INDIANAPOLIS, Ind. — Today was supposed to be the first day IndyGo would begin charging passengers to ride the Red Line from Broad Ripple to the University of Indianapolis.
Instead, the bus corporation has been forced to extend the free rides until November 10th when a locally unprecedented e-ticketing system that also will accept cash will finally come on line.
Also, a shortage of bus drivers left some potential riders standing on the streets during Red Line’s free service in September.
“We fully anticipated with a rollout this large and a timeline this aggressive that there were going to be hiccups,” said IndyGo Vice President of Public Affairs Bryan Luellen.
IndyGo’s Red Line setbacks come as the bus system is seeking approval of its 2020 budget by city county councilors.
IndyGo’s Board of Directors voted Thursday afternoon to delay the collection of fares because of substandard service and the inoperability of its ticketing system, but IndyGo President & CEO Inez Evans, with her Chief Financial Officer Sharon Manley by her side, never hinted at the problems 24 hours earlier during a budget appearance before the Council’s Municipal Corporations Committee.
“They met on Thursday. We met on Wednesday,” said Councilor Frank Mascari. “Did they know about it before? They might have but we heard rumors even before the budget meeting that they may extend it because they were having problems with the tickets. Maybe it should have been asked in the open meeting.
“They might have told a white lie,” said Mascari, a democrat from Beech Grove. “They should have told us all the details, that’s for sure.
“You take everybody’s word and dialog and hope its right.”
When asked about the missed opportunity for IndyGo officials to advise councilors who were considering their next annual budget that the next day the Board of Commissioners would examine delays that could cost the bus system more than a half-million dollars in lost revenue in the coming year, Luellen said, “We work closely with the council office and a lot of these changes are rolling out on a daily basis.”
Luellen said IndyGo’s ticketing vendor, Flowbird, has never developed a system of the complexity required for the Red Line.
“This is their first implementation of an account-based system on a ticket vending machine,” he said. “Because this is a new technology on an existing platform, there are some updates to their base system and we believe that’s part of the hang up.

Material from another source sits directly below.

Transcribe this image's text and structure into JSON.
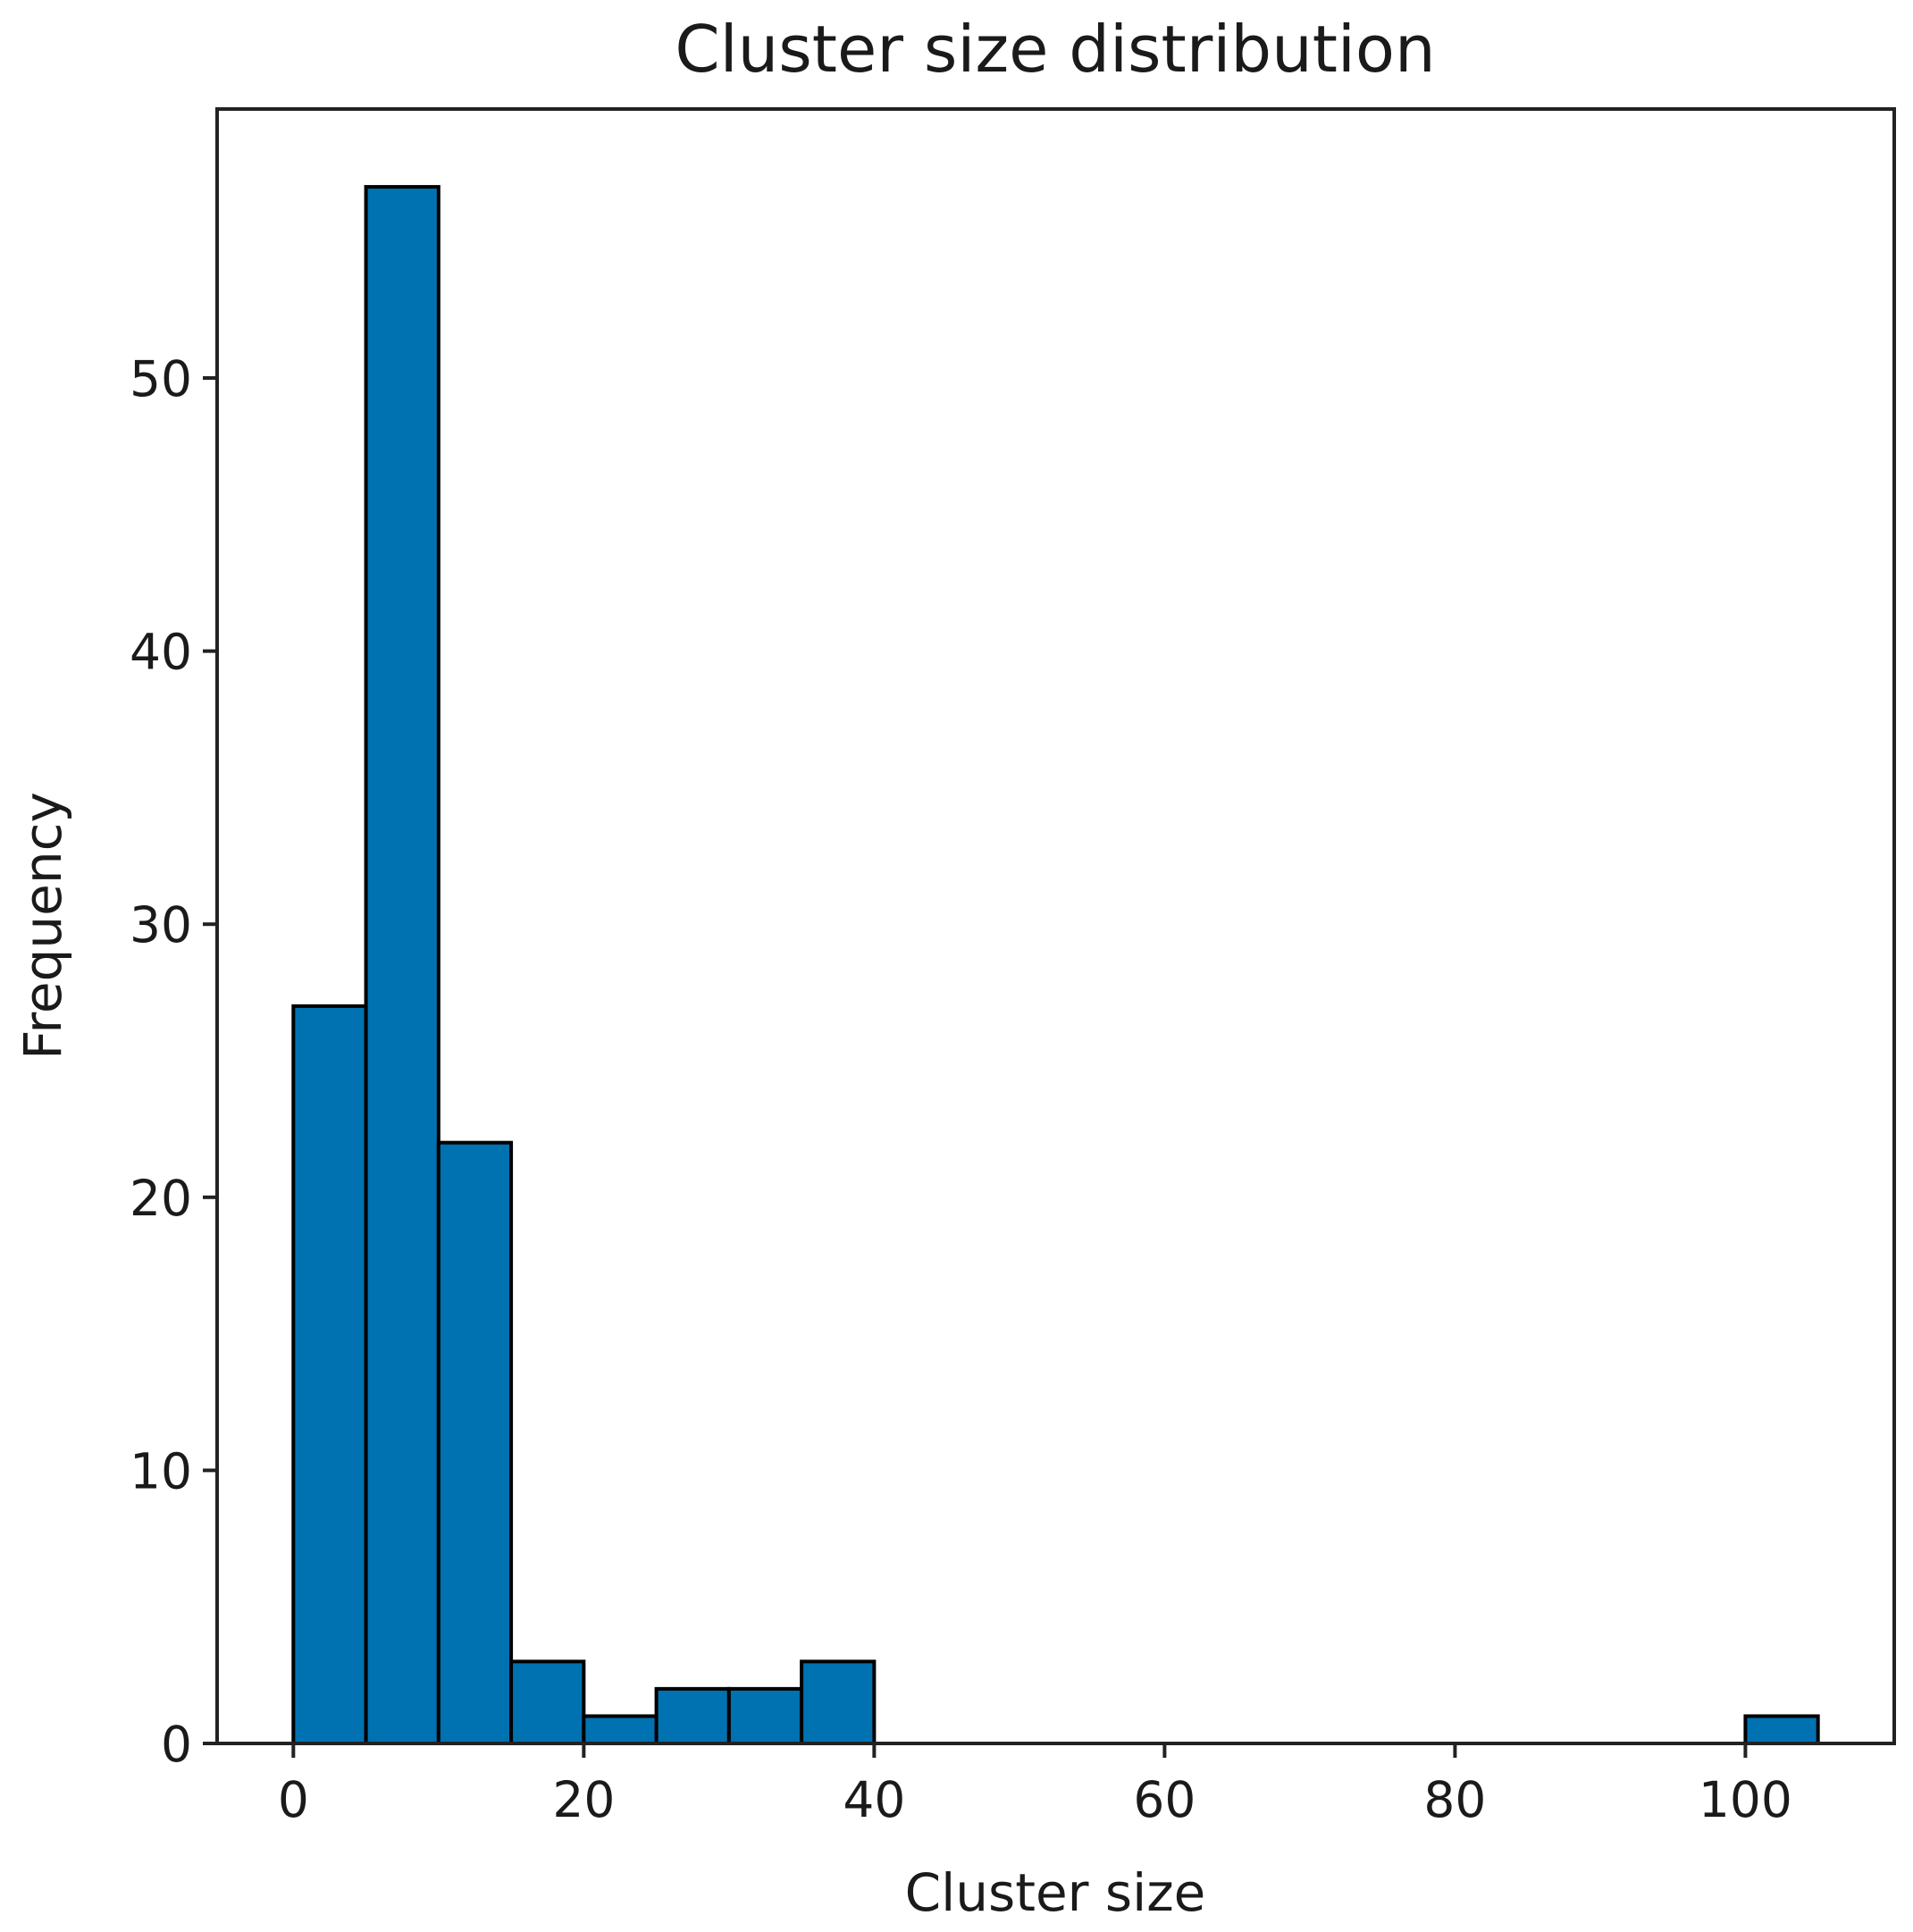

“This hang up is really about the integration points. Particularly this is a new ticket vending machine this new account based system and they’re incorporating this cash acceptance software.”
Luellen said Flowbird would be held responsible for any anticipated lost fare revenue.
Approximately 7700 passengers a day rode the Red Line during its first month of free service.
IndyGo predicts that by the end of 2020, the Red Line will carry an average of 11,000 paying passengers a day.
Luellen said the bus corporation currently has 80 drivers in an eight-week-long class learning how to pilot not only the Red Line but other standard IndyGo buses.
“Its not gonna happen overnight,” said Mascari, “and in total honesty I think its going to be a viable system for Indianapolis.”
It was two years ago today that Marion County taxpayers started noticing smaller paychecks as IndyGo began collecting an estimated $55 million a year in a newly created transit tax which helped fund operations of the Red Line and other bus services.
State lawmakers, in granting transit agencies the authority to seek dedicated income tax revenues through ballot referendum, directed that bus corporations establish foundations to raise up to 10% matching funds during the first year the tax was collected.
In February 2017 IndyGo Board Treasurer Greg Hahn told city county councilors that the transit system was actively establishing the foundation that would meet that statute mandate which was still eight months off.
This past July the Internal Revenue Service finally signed off on the tax exempt status of the IndyGo Foundation which has yet to hire a staff or begin raising money.
Mascari asked Evans and her staff how they would make up the $10 million in potential funding missed during the first two years IndyGo was receiving dedicated tax revenues without a foundation match.
“We are working with a handful of educational institutions on pass agreements for the students,” said Luellen. “We would have to look at whether those pass agreements would count as a charitable gift and whether that would meet the state statute as a non-fare non-tax revenue. We are actively seeking partnerships with those institutions for access programs for students. I think the question’s still open whether that would count as eligible foundation revenues to meet the statutory requirements.
“The requirement is ten percent of the revenue raised in the first year,” he went on, “and so there is a large order there to meet the intentions of the state legislature. We have identified a handful of entities that could help contribute to that cause but establishing a fulltime staff is really critical to make some good headway on that program.”